Analysis: The (un)importance of predicting the future
GVC is the firm everyone has one eye on in 2018, but it's unlikely the operator is staring too hard back at the sector as it continues to plough its own furrow
Disagreement appears to be the core belief of the online gambling industry. Speak to four executives and you will probably get five opinions, but right now there appears to be one thing everyone agrees on: there’s nobody quite like King Kenny. The CEO of GVC Holdings has risen from a supporting role in the Sportingbet empire to probably the most powerful man in the online gambling industry.
At its annual results last week GVC announced revenues up 17% to just over €1bn and EBITDA up 40% to €274m, but it was the manner of the growth rather than the numbers that impressed the industry. After acquiring the basket case that was bwin.party it would be reasonable to expect a quiet year dealing with some major remedial work and integration issues so to turn things around in such a short space of time is quite some achievement. Even partypoker is looking like a brand reborn.
GVC is now undoubtedly in the absolute top tier of egaming firms and this is before the impending takeover of the Ladbrokes Coral colossus, which sees GVC enter the retail sector for the first time. The deal will create arguably the world’s largest listed sports betting operator and one with an international reach only bet365 can match. And the question everyone is asking is just what did GVC do right?
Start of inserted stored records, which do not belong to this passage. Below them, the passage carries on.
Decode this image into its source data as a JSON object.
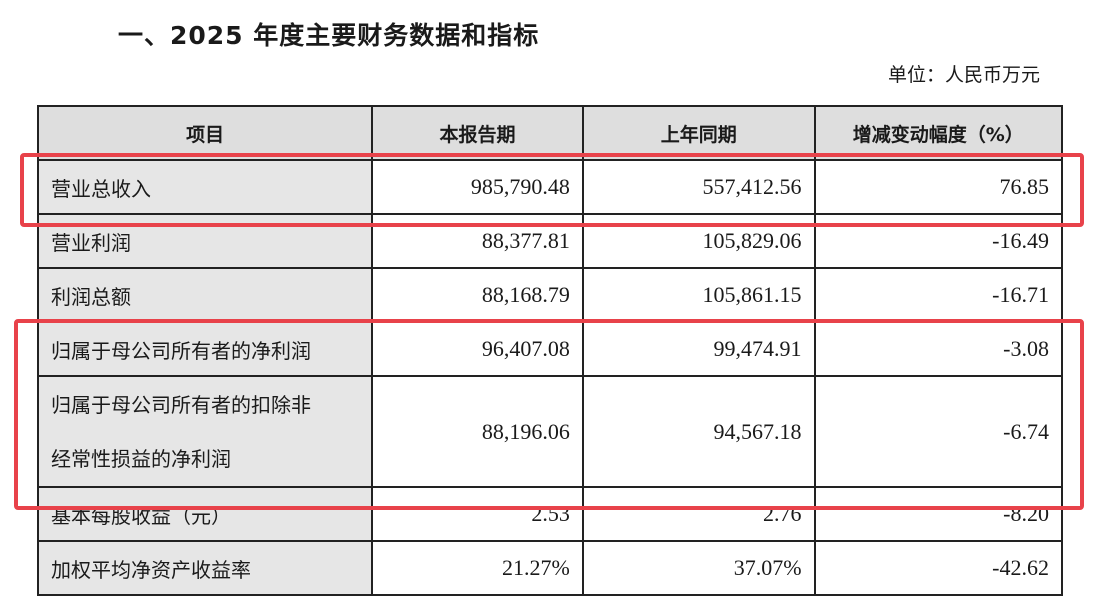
{
  "title": "一、2025 年度主要财务数据和指标",
  "unit": "单位：人民币万元",
  "columns": [
    "项目",
    "本报告期",
    "上年同期",
    "增减变动幅度（%）"
  ],
  "rows": [
    {
      "item": "营业总收入",
      "current": "985,790.48",
      "previous": "557,412.56",
      "change": "76.85",
      "highlighted": true
    },
    {
      "item": "营业利润",
      "current": "88,377.81",
      "previous": "105,829.06",
      "change": "-16.49",
      "highlighted": false
    },
    {
      "item": "利润总额",
      "current": "88,168.79",
      "previous": "105,861.15",
      "change": "-16.71",
      "highlighted": false
    },
    {
      "item": "归属于母公司所有者的净利润",
      "current": "96,407.08",
      "previous": "99,474.91",
      "change": "-3.08",
      "highlighted": true
    },
    {
      "item": "归属于母公司所有者的扣除非经常性损益的净利润",
      "item_lines": [
        "归属于母公司所有者的扣除非",
        "经常性损益的净利润"
      ],
      "current": "88,196.06",
      "previous": "94,567.18",
      "change": "-6.74",
      "highlighted": true
    },
    {
      "item": "基本每股收益（元）",
      "current": "2.53",
      "previous": "2.76",
      "change": "-8.20",
      "highlighted": false
    },
    {
      "item": "加权平均净资产收益率",
      "current": "21.27%",
      "previous": "37.07%",
      "change": "-42.62",
      "highlighted": false
    }
  ],
  "colors": {
    "highlight": "#e8424a",
    "header_bg": "#dedede",
    "label_bg": "#e6e6e6"
  }
}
Managing your own expectations
The most obvious answer to GVC’s success is its management. CEO Kenny Alexander is rightly lauded as a focused operator who knows how to drive value and who understands the business inside out. He’s a gambler as well as an executive, as his comment at the analyst call bore out in humorous fashion. “I was playing in a poker tournament last night,” he noted to illustrate his fellow players kind words for Party Poker, but he couldn’t resist jokingly pointing out he came third and flashing a wad of cash in a Ritz casino envelope to prove it.
His unique style, low-key and relentlessly profit-focused, has been key to GVC’s growth and his approach to acquisitions has been a big factor in the growth of the firm. There has been a level of ruthless efficiency and a lack of sentimentality around both the Sportingbet and bwin.party deals. And even with the Ladbrokes Coral deal it’s clear where things stand from the start. Alexander answered questions over the pending integration issues with a simple message for Playtech: the GVC platform is the one being used and either get on board or go home.
An accident or a design?
But perhaps the main reason for GVC’s success is its a firm that has diametrically opposed the industry consensus. In the words of the tune currently in the popular music hit parade, there is an element of IDGAF about GVC and Kenny Alexander, which an industry feeling constrained by regulators cheers on despite itself. While the rest of the industry was going to great lengths to look whiter than white in advance of the predicted rush to regulated markets, GVC was investing into Turkey and Latin America.
Was it a strategy driven by deep analysis of the prevailing market conditions and the likely directions of trend or was it just a profit focused push into markets where some fast cash could be made? History is written by the winners so we will likely let GVC tell us its version of the truth but a case can be made for either. And certainly the old-school dividend-focused GVC didn’t appear to be lifting its head too often to look around at what the rest of the industry was doing. Where it agrees with current received wisdom, such as platform ownership, it’s conclusions it has arrived at on its own.
While everyone else was preparing for a regulated future GVC was making hay in an unregulated present. There is a tendency within online gambling to pass up the current opportunity for a promise of future riches, or perhaps to overestimate the pace of change and the ability of both consumers and regulators to move with it. This was an industry that was ready for the “mobile revolution” nearly a decade before it happened and even in the last couple of years we’ve arguably seen firms leave some desktop casino money on the table as they “pivot to mobile”.
Leaving behind the grey markets
What GVC does next is very interesting in this context, as now they seem to be readying to leave the grey days behind. At least to an extent. There is a certain sleight of hand in the way GVC presents itself to the market. The end of year results spoke of 74% of revenues coming from “regulated” markets and more than 90% doing so post-LCL acquisition, but there was also talk of Germany and Brazil being the core growth markets. Germany is included within “regulated” although the market remains with some question marks over it and Brazil is as grey as a winters day in the Isle of Man.
But a regulated future for GVC seems inevitable and the takeover of LCL puts it in a very different, much more visible, position not least due to its large retail estate. One area where Alexander would not be drawn was making a prediction on the eventual results of the triennial review into FOBT stakes. “It could be £20, could be £2 and I’m 50/50 on either,” was the summary of his remarks on what has suddenly become a major issue for the previously online-only CEO. With the differential priced into the Ladbrokes Coral deal it’s reasonable he is so sanguine about the outcome.
Although perhaps his sanguinity is a snapshot of what GVC is all about. The firm has always and will continue to focus on doing what it thinks is correct now and not worrying about trying to predict the future. It’s a charge that couldn’t easily be levelled at some of its rivals in the sector.